WESTERN PRODUCER — Administrators of the Advance Payments Program say Ottawa should stop treating farmers as if they are going to default on repayments.
They said the application process should be streamlined and the program made simpler and more consistent.
Dave Gallant, vice-president of finance and APP operations at the Canadian Canola Growers Association, said the CCGA administers about $2.5 billion in advances each year on behalf of the federal government.
Yet the CCGA is required to treat every farmer the same each time, regardless of whether they’ve applied for and repaid advances before or are new clients.
He said the first change the government could make is to improve credit worthiness requirements and make it easier for long-time applicants. The current process adds cost and delays, he said.
“The government needs to reverse those policies, which are actually negatively impacting farmers in their use of the program, and they need to streamline the administrative process,” Gallant told the Canadian Federation of Agriculture policy summit.
“They need to trust farmers that when they’re delivering grain they’re making the payments … as opposed to treating them as though they’re breaking the rules and not using the system the way it’s intended.”
He said the APP was originally designed in 1957 when western farmers were required to use the Canadian Wheat Board. It was supposed to be used to help farmers market their inventory.
Later, commodities such as pork and beef were added to the program, but in a clumsy manner.
“Our livestock producers have more work to do than our grain and oilseeds producers, and we’ve pointed that out to the department many times.

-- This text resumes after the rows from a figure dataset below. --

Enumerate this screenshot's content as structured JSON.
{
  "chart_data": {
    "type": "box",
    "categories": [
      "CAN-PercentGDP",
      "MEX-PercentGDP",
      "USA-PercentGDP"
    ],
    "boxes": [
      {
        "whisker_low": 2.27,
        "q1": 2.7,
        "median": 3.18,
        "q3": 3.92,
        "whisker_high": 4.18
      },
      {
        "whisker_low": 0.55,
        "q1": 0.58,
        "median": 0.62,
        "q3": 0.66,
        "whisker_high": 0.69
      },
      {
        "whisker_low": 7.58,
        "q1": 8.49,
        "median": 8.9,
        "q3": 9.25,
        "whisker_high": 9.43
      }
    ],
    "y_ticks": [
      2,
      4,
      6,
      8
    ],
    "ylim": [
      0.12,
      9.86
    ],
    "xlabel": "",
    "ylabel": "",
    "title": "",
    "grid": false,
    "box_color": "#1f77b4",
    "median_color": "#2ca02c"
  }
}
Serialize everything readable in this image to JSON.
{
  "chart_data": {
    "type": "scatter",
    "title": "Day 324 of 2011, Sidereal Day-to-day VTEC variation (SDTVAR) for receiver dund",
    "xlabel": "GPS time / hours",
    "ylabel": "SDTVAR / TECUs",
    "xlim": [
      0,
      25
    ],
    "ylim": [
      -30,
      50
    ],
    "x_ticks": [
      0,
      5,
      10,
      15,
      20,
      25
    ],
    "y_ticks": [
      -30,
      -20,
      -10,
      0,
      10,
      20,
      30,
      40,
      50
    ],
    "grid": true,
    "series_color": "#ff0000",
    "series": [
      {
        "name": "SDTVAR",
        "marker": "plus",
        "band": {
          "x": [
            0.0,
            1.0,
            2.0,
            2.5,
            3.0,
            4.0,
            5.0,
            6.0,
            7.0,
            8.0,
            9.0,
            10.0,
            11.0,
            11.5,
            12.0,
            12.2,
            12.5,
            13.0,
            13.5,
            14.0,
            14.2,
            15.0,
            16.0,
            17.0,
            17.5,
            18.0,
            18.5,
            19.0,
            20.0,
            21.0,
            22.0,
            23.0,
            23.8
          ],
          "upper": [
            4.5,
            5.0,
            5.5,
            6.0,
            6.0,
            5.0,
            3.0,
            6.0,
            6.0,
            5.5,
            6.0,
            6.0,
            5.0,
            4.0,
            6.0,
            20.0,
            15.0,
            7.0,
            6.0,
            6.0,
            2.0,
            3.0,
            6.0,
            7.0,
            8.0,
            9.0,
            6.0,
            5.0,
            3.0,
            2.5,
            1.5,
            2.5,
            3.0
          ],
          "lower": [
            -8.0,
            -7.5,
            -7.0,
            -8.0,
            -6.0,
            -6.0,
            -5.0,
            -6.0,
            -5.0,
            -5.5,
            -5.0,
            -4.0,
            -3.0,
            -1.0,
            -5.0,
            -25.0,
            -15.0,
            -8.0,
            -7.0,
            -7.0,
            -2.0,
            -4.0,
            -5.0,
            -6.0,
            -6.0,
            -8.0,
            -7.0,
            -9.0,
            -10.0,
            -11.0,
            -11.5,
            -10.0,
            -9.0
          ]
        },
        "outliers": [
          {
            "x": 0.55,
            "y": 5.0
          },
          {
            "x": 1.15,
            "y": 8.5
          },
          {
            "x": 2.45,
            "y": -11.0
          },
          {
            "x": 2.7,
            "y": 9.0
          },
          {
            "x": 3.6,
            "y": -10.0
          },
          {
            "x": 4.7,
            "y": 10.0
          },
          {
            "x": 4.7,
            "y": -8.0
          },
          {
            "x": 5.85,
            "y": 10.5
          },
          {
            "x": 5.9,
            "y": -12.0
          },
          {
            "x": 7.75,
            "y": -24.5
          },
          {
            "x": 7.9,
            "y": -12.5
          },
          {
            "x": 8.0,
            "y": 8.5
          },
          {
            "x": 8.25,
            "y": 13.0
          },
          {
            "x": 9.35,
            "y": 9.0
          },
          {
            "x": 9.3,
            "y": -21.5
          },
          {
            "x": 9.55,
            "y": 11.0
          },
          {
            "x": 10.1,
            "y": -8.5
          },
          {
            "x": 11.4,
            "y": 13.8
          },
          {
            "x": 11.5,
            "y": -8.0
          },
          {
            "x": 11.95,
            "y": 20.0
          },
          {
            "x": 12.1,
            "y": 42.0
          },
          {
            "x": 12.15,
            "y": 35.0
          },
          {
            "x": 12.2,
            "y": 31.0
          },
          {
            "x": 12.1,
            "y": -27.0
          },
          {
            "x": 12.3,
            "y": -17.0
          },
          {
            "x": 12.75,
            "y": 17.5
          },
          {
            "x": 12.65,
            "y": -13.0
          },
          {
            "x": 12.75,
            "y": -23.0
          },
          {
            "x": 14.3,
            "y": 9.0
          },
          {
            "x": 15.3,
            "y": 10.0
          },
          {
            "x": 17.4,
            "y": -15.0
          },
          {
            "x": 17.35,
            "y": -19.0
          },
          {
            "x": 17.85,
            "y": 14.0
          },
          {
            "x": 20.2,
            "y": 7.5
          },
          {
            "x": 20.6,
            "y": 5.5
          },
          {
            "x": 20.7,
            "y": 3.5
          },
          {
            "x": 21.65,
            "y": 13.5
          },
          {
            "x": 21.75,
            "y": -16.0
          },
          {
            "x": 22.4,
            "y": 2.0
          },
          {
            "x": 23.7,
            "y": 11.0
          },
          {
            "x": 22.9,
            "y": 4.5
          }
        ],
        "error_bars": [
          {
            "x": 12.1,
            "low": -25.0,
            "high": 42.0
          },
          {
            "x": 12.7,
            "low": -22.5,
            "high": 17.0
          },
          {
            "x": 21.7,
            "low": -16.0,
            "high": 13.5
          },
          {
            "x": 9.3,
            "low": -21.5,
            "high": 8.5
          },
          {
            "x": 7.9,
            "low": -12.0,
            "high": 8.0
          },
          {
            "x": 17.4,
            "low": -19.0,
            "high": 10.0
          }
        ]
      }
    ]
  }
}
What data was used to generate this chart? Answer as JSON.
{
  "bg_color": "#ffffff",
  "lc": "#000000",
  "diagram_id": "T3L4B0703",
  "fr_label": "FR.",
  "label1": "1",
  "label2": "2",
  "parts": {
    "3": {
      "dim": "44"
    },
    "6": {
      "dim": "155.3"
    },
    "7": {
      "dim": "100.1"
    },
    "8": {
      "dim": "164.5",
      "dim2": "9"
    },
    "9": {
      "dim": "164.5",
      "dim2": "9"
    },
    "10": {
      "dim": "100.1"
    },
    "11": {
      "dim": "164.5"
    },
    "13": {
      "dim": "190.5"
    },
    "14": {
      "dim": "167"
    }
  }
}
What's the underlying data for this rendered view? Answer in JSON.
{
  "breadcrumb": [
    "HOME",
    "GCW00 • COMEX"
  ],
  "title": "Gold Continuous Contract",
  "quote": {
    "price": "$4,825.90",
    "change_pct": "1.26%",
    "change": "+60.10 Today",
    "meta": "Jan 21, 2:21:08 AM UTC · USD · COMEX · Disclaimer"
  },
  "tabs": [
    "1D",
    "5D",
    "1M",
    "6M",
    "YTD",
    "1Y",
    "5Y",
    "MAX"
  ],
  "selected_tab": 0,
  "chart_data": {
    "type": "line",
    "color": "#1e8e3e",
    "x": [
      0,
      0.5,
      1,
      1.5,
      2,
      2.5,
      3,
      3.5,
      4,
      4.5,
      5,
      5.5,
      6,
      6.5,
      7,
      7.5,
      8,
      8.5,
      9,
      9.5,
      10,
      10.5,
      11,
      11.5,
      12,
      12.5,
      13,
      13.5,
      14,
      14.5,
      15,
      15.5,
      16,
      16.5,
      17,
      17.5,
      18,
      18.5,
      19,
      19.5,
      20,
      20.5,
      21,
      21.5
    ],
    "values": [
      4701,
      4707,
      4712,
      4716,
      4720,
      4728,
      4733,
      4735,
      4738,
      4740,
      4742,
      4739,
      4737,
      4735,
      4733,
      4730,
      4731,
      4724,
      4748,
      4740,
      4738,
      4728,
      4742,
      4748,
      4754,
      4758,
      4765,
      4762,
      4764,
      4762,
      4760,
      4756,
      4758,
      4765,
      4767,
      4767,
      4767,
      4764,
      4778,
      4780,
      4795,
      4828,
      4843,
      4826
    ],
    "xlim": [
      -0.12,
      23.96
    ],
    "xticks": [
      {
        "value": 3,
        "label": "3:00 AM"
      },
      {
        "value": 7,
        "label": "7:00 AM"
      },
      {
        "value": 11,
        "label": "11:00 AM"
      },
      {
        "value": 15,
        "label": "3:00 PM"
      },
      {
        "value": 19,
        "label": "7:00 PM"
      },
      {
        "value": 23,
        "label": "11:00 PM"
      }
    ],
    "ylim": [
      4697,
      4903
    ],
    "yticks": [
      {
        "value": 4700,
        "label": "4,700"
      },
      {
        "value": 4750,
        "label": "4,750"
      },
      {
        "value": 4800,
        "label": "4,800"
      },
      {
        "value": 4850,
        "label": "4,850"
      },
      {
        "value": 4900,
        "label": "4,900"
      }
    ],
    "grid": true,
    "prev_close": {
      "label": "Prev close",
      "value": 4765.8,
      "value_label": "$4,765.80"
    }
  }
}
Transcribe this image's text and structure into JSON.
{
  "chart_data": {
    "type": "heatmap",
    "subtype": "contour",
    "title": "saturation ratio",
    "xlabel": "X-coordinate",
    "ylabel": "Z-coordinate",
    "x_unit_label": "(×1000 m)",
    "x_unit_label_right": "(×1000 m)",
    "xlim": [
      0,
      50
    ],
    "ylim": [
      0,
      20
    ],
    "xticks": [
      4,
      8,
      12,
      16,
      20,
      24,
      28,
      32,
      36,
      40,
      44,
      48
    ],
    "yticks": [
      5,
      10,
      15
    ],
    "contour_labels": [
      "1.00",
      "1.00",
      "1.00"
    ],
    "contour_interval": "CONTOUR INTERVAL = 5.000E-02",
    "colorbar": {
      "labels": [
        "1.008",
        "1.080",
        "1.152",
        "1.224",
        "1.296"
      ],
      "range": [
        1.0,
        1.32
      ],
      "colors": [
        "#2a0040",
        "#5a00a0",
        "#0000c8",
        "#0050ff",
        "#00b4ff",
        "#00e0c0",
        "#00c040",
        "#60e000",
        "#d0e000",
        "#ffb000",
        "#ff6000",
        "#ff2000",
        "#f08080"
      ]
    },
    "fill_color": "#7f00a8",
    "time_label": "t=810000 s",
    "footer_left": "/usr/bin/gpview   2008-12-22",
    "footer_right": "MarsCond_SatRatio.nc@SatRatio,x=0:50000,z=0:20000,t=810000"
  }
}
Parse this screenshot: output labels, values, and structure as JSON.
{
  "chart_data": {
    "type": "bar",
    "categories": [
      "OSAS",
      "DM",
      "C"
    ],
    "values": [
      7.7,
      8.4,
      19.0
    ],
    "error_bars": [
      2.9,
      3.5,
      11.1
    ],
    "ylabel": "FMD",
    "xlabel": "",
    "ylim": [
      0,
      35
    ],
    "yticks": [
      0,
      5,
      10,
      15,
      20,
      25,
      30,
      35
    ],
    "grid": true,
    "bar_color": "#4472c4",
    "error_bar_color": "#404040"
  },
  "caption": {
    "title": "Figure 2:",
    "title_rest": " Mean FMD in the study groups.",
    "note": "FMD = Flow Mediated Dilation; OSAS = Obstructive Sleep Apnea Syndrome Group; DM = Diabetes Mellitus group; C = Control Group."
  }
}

It has fallen on deaf ears,” Gallant said.
Scott Clark, vice-president of marketing and communications at Agricultural Credit Corp., said his applicants want changes.
“I think the two words that come to mind are simplicity and flexibility,” he said.
He said administrators have done a great job of streamlining as much as possible, but Agriculture Canada could build that in from the start.
Clark said farmers would like to be able to access the money at different times, such as later in the year to take advantage of input discounts from suppliers.
Donald Kilorn, executive director of the Prince Edward Island Federation of Agriculture, said he’d like more farmers to use the program.
All three agreed participation would increase if changes were made. Gallant said one in four grain and oilseed farmers in Western Canada uses it and less than one in 10 livestock producers.
Gallant said the credit worthiness requirement is his main concern. He said CCGA has proven to the government, using the government’s own numbers, that farmers who have participated for several years and not defaulted have a 0.1 per cent chance of doing so.
Larger advances of more than $400,000 also require extra administrative steps, even though the larger advances are lower risk than smaller ones, he said.
He said government should also look at some policy changes it has made over the years.
“They made it less attractive for the transition of farms to young farmers through changes they made with crop insurance. They made it less attractive for husbands and wives to use this program because they now treat them as one entity, regardless of how they operate,” Gallant said.
“And lastly, there is the bureaucracy around this program. Every farmer is treated as though they are going to break the rules.”
According to the CCGA, the average advance before 2019, when the APP became a million-dollar program, was $103,000. The minister changed the interest-free limit five of the last seven years, and as a result, the average changed.
“When the interest-free (limit) is $250,000, the average advance is $190,000 in Canada,” Gallant said.
“When the interest-free jumped to $350,000, that average advance jumped to $214,000. That’s how farmers are using this program today.
“It’s more about getting cost recovery as opposed to helping with marketing.”
Kilorn said the APP is not a marketing tool for practical purposes.
“It’s a way to get the bills paid while you’re waiting to sell the crop,” he said.
“There’s an evolution here.”
Clark added that changing the interest-free limit right before it begins or even during the application process is not helpful to farmers because they plan well ahead. The amount automatically resets to $100,000 each year, and then it’s up to the minister to change it.
“$100,000 was a nice number maybe 15 years ago, 10 years ago. It’s not enough now,” he said.
The CFA has advocated for a higher interest-free portion.
President Keith Currie said the size of operations today dictates a higher interest-free amount. However, he said he also understands it’s costly for the government, so it’s important to find the right balance.
“If we can’t get the permanent increases that we’re seeking, can we get these different types of changes within the program that might help alleviate some of the lack of increase in the interest-free funding,” he said.
Raising the overall amount that can be borrowed is one option, but he said people are leery of taking on more debt.
Currie said the program does need to change with regard to livestock producers. He said rather than redesign the program when it added livestock, the government just tried to make a square peg fit into a round hole.
There are also supply managed farms who may be growing feed or crops that don’t qualify.
Asked if the APP should be included in the business risk management suite, Currie said he hadn’t thought about that but it could be investigated.